そうとしか表現できないものが目の前にあった。パンフレットには海のプラネタリウムとあったはずだ。プラネタリウムとは夜空を機械で再現したものだと聞いていたが、こちらは自前で光る魚やサンゴなどが展示されている。流れ星とも違う、不規則に動く光に目を奪われた。
「海って光るものが多いんですね」
「かなり深く潜らないとそうそう見つかりませんけどね。僕もあまり見たことはありません」
実際潜れるものの意見は貴重であった。淡く輝く魚が眼前を横切り、目で追ってしまう。
「海ってあまり見たことはないんですよね。お父さんに連れられた水の国で、一回か二回見たきりです」
「水の国?」
「水の精霊術を使う一族です。あそこだけ規模が大きくて、国と呼べるほどの国土を維持しています。精霊術一族のなかで二番目に大きな地の里ですら比べ物になりません」
「国となるまで大きく発展したのですか」
「はい。水に通じているというのはそれだけ大きな財産になりますから。あと回復術がとても得意なため、大きな医療機関をいくつか運営して、冒険者ギルドもお世話になっています」
精霊術格差という奴である。各一族の会合でも一番権力がある人たちだ。まああそこの現国王は気さくな人で、父とも対等に接していた。むしろ親友とすら呼んでくれていたはずだ。娘の方も仲良くしていた。
あの世界に帰ったら一度あいさつしなければならない。そのときはかの国に水族館みたいな場所があるか聞いてみるのもいいだろう。
なんとはなしにフィリシアはサンゴに目を移しながら、水の国もサブローと回ることを望んでいた。
建物すべてが海中に沈んだかと錯覚するほど大きな水槽が天井いっぱいに広がり、フィリシアは感動をしていた。
大きなサメや平べったいマンタと呼ばれる魚に、群れで規則正しく移動している魚など、目を引くものが数多くある。この様子を観察しながらカフェを楽しんだり、水槽の上からスタッフの解説を聞いたりできるらしい。

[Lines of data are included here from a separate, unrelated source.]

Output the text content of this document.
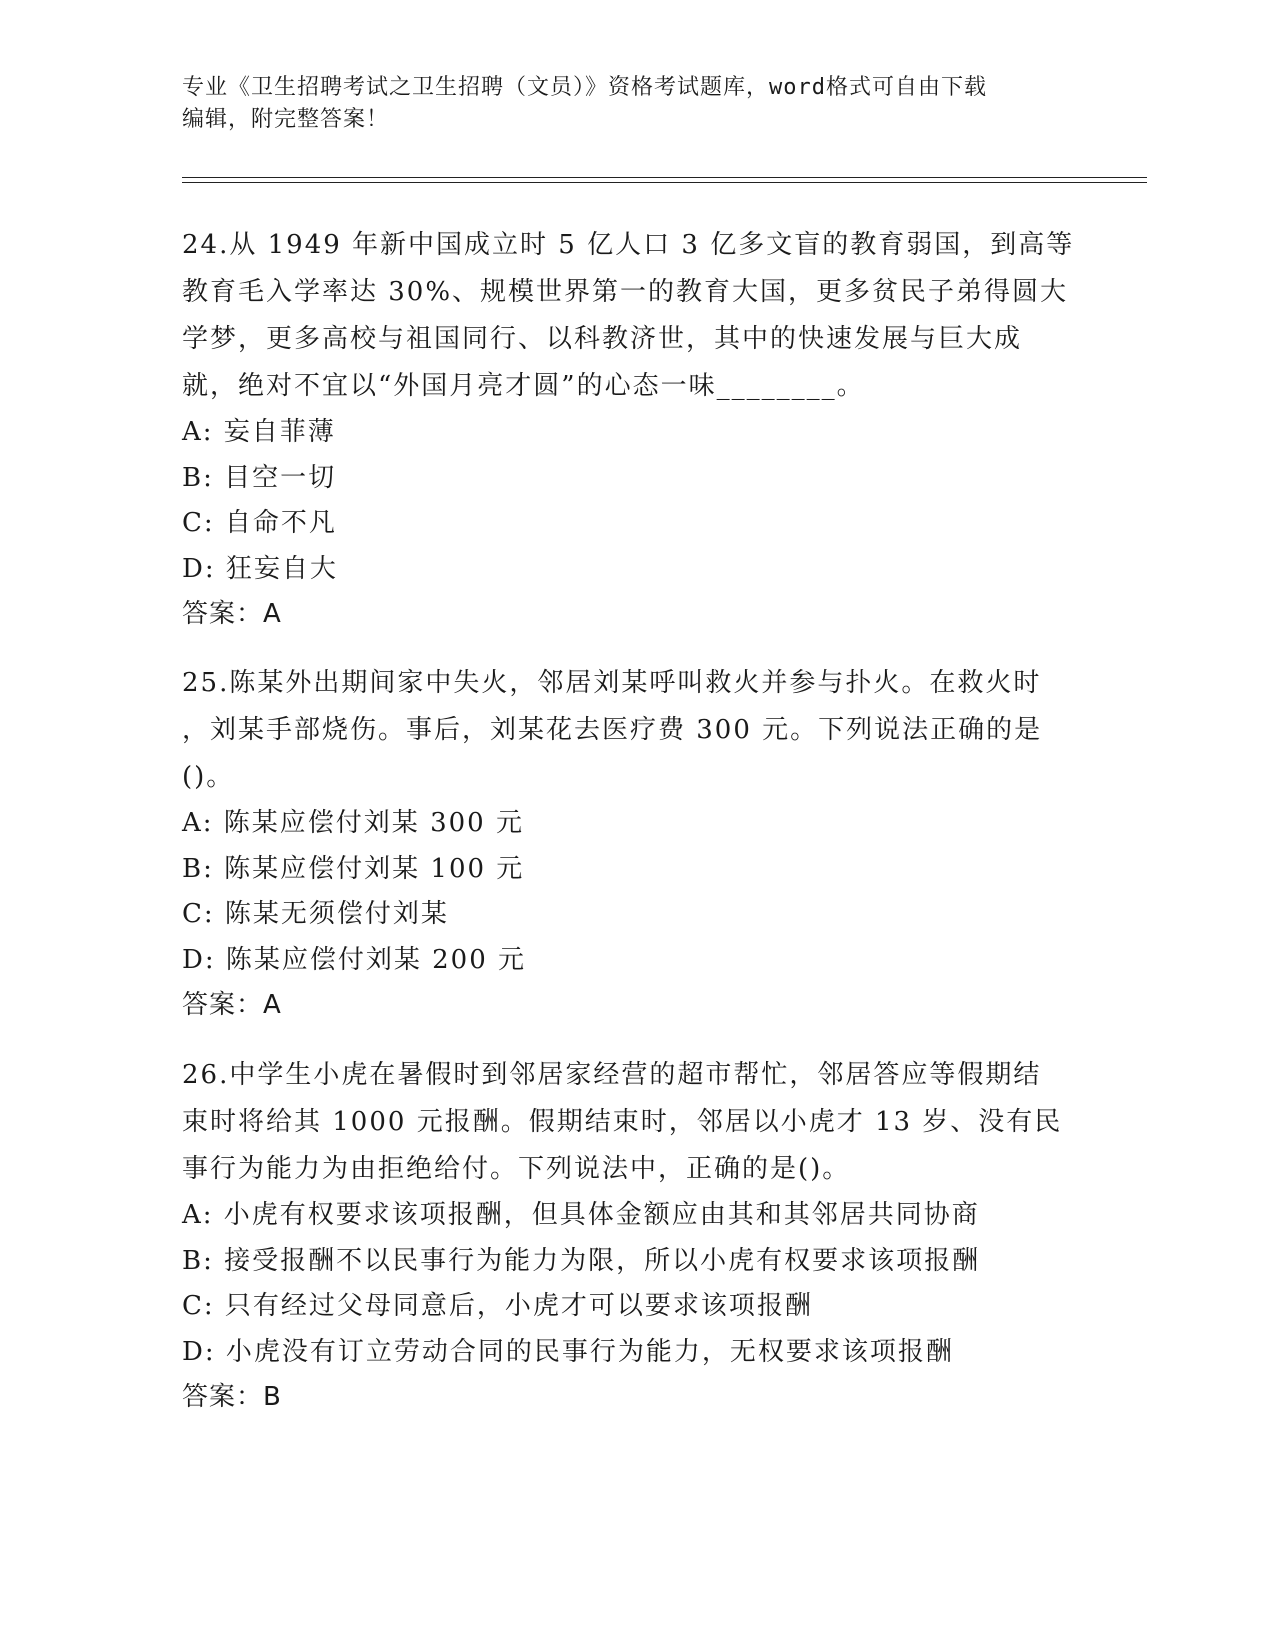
专业《卫生招聘考试之卫生招聘（文员）》资格考试题库，word格式可自由下载
编辑，附完整答案！
24.从 1949 年新中国成立时 5 亿人口 3 亿多文盲的教育弱国，到高等
教育毛入学率达 30%、规模世界第一的教育大国，更多贫民子弟得圆大
学梦，更多高校与祖国同行、以科教济世，其中的快速发展与巨大成
就，绝对不宜以“外国月亮才圆”的心态一味________。
A: 妄自菲薄
B: 目空一切
C: 自命不凡
D: 狂妄自大
答案：A
25.陈某外出期间家中失火，邻居刘某呼叫救火并参与扑火。在救火时
，刘某手部烧伤。事后，刘某花去医疗费 300 元。下列说法正确的是
()。
A: 陈某应偿付刘某 300 元
B: 陈某应偿付刘某 100 元
C: 陈某无须偿付刘某
D: 陈某应偿付刘某 200 元
答案：A
26.中学生小虎在暑假时到邻居家经营的超市帮忙，邻居答应等假期结
束时将给其 1000 元报酬。假期结束时，邻居以小虎才 13 岁、没有民
事行为能力为由拒绝给付。下列说法中，正确的是()。
A: 小虎有权要求该项报酬，但具体金额应由其和其邻居共同协商
B: 接受报酬不以民事行为能力为限，所以小虎有权要求该项报酬
C: 只有经过父母同意后，小虎才可以要求该项报酬
D: 小虎没有订立劳动合同的民事行为能力，无权要求该项报酬
答案：B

「ジンベエザメという、プランクトンしか食べない大人しい鮫のようですね。まるでクジラみたいです」
「クジラ……この世界にはいるんですか?」
「この世界には? というと、フィリシアさんたちの世界にはいないのですか?」
「伝説上の生き物です。水の国では神獣と崇めていますが、存在が確認されたことはないそうです」
「ドラゴンとか魔物はいるというのに、不思議な話ですね。僕は海の活動で何度か遭遇しました。あの大きさは感動ものでした」
あの水の国のお姫様なら騒がしく問い詰めそうだ。軽く噴き出し、天井から目が離せずにいる。前を見ずに歩くのは少し不安だったが、なにかあればサブローがいつかの洞窟のように助けてくれると信じていた。
このまま時が止まればいいのにと、フィリシアは願っていた。